Dans le domaine littéraire, plusieurs ouvrages ont été bannis des librairies ou retirés des salons du livre. En 2024, un recueil de poésie évoquant la crise économique et les manifestations de 2019 avait été interdit d’exposition lors du Salon du Livre de Beyrouth. Al Nahar (7 février 2025) souligne que ces restrictions sont souvent imposées par des groupes influents, qui exercent des pressions sur les institutions culturelles et les distributeurs.
Qui contrôle la censure au Liban ?
La censure au Liban repose sur plusieurs mécanismes de contrôle.
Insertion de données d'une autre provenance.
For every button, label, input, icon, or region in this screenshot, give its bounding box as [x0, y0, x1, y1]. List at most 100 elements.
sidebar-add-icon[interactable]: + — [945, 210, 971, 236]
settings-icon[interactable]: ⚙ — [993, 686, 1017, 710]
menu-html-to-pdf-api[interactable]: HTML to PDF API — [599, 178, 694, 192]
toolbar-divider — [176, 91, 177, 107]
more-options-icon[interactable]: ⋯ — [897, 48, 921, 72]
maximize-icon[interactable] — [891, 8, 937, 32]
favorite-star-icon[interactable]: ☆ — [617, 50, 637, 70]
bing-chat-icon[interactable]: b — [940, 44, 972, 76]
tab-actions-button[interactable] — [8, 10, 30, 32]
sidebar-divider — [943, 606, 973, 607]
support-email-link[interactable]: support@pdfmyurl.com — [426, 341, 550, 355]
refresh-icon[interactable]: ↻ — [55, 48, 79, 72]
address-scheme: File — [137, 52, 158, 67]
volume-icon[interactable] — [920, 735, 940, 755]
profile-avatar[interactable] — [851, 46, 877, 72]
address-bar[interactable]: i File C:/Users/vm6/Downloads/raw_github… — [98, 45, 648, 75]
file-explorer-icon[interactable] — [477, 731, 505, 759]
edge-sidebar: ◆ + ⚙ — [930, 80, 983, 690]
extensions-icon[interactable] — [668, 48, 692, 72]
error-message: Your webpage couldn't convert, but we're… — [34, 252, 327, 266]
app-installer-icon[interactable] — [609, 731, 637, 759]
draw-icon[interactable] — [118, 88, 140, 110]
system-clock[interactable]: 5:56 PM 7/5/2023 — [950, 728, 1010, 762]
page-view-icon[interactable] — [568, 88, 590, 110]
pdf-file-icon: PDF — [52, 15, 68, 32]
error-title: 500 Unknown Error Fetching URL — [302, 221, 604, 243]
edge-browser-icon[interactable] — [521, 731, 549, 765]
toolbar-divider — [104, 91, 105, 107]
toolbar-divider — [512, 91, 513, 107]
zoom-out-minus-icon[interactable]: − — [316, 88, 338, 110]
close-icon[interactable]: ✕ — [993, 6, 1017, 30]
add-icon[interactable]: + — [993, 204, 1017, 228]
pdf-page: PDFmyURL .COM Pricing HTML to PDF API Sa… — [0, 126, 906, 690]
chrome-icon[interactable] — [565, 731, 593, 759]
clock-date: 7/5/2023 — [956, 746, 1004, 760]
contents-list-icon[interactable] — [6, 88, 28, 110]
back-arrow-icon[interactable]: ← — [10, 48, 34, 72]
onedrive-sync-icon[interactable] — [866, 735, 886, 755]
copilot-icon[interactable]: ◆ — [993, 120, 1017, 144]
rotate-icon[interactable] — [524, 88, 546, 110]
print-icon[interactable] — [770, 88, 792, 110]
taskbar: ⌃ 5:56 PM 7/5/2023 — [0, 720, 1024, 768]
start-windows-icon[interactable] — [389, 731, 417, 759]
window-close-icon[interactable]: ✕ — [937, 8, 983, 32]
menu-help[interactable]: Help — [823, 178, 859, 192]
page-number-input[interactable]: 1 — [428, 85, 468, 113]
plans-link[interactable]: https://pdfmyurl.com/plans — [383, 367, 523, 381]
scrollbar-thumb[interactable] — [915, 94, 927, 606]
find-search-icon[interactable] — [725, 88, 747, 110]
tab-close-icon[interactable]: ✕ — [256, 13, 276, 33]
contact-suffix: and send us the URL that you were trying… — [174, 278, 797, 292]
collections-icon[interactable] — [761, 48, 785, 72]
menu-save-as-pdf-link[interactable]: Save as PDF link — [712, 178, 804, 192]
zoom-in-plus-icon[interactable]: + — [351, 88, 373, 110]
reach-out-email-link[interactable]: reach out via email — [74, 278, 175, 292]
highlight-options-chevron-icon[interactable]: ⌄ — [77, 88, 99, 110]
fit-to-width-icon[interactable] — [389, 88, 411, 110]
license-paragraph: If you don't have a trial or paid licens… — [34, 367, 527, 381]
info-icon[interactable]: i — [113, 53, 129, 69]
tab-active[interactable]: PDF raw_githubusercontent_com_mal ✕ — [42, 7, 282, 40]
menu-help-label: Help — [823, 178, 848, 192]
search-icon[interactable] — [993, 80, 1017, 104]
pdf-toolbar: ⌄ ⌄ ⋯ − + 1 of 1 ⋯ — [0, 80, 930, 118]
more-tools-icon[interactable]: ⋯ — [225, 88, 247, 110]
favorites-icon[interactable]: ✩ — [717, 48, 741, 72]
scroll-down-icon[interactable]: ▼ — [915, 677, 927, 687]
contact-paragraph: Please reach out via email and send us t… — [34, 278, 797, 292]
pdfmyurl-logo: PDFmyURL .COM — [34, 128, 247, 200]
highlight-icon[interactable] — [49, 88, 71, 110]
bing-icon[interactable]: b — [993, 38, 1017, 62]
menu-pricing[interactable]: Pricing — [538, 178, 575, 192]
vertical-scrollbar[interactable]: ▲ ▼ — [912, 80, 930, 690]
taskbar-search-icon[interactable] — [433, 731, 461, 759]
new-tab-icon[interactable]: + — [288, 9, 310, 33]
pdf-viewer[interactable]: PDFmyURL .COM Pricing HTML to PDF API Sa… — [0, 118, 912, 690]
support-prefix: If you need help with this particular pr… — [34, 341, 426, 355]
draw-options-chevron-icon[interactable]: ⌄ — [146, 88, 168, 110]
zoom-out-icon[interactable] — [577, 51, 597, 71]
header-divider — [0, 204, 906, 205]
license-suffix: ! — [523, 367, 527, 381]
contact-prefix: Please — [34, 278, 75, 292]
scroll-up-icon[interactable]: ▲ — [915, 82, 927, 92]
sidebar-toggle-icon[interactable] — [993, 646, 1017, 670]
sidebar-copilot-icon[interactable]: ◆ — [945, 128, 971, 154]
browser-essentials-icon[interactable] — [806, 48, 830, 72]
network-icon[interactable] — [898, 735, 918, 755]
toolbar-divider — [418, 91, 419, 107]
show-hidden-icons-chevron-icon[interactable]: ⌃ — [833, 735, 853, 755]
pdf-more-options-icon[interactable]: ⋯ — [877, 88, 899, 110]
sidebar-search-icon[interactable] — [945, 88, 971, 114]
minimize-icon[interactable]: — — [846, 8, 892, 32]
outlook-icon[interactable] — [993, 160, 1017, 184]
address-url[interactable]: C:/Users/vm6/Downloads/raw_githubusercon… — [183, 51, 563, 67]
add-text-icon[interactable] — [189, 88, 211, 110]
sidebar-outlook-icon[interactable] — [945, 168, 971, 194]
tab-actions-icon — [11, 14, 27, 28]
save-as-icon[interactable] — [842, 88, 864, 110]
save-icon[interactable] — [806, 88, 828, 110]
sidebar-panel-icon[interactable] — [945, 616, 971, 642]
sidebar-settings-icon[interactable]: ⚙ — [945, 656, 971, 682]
Le Bureau de la Sûreté Générale a le pouvoir d’interdire, modifier ou limiter la diffusion d’une œuvre, en invoquant des motifs de sécurité nationale, de moralité publique ou d’atteinte aux valeurs religieuses.
Cependant, dans de nombreux cas, ces interdictions ne viennent pas directement de l’État, mais de groupes religieux ou politiques qui, par leurs protestations, contraignent les organisateurs à annuler des événements culturels par crainte de représailles. En 2022, une pièce de théâtre abordant l’athéisme et la liberté de conscience avait dû être annulée après des menaces de groupes extrémistes, sans qu’aucune mesure ne soit prise pour protéger les organisateurs.
Les artistes résistent malgré les restrictions
Malgré ces pressions, de nombreux artistes continuent de défier la censure. Certains réalisateurs choisissent de diffuser leurs films à l’étranger ou en ligne, échappant ainsi au contrôle des autorités locales. Al Sharq Al Awsat (7 février 2025) rapporte que plusieurs cinéastes libanais ont présenté leurs œuvres dans des festivals internationaux, où ils abordent des sujets souvent impossibles à traiter dans leur propre pays.
Dans le domaine musical, des artistes indépendants contournent les interdictions en organisant des concerts privés ou en diffusant leurs créations sur des plateformes numériques hors de portée de la censure. Al Liwa’ (7 février 2025)note que les réseaux sociaux sont devenus un espace incontournable pour les artistes cherchant à exprimer librement leurs idées.
Un avenir incertain pour la liberté artistique
L’évolution de la censure au Liban inquiète de nombreux acteurs culturels. Alors que le pays était autrefois un centre de création artistique reconnu dans le monde arabe, les restrictions actuelles risquent d’entraîner un appauvrissement de la scène culturelle et un exode des talents. Al Bina’ (7 février 2025) souligne que de plus en plus d’artistes libanais s’installent à l’étranger, faute de pouvoir travailler librement dans leur pays.
Les défenseurs de la liberté d’expression appellent à une réforme des lois sur la censure, afin de garantir un cadre plus transparent et moins restrictif. Cependant, sans une volonté politique forte, la tendance actuelle risque de se renforcer plutôt que de s’atténuer.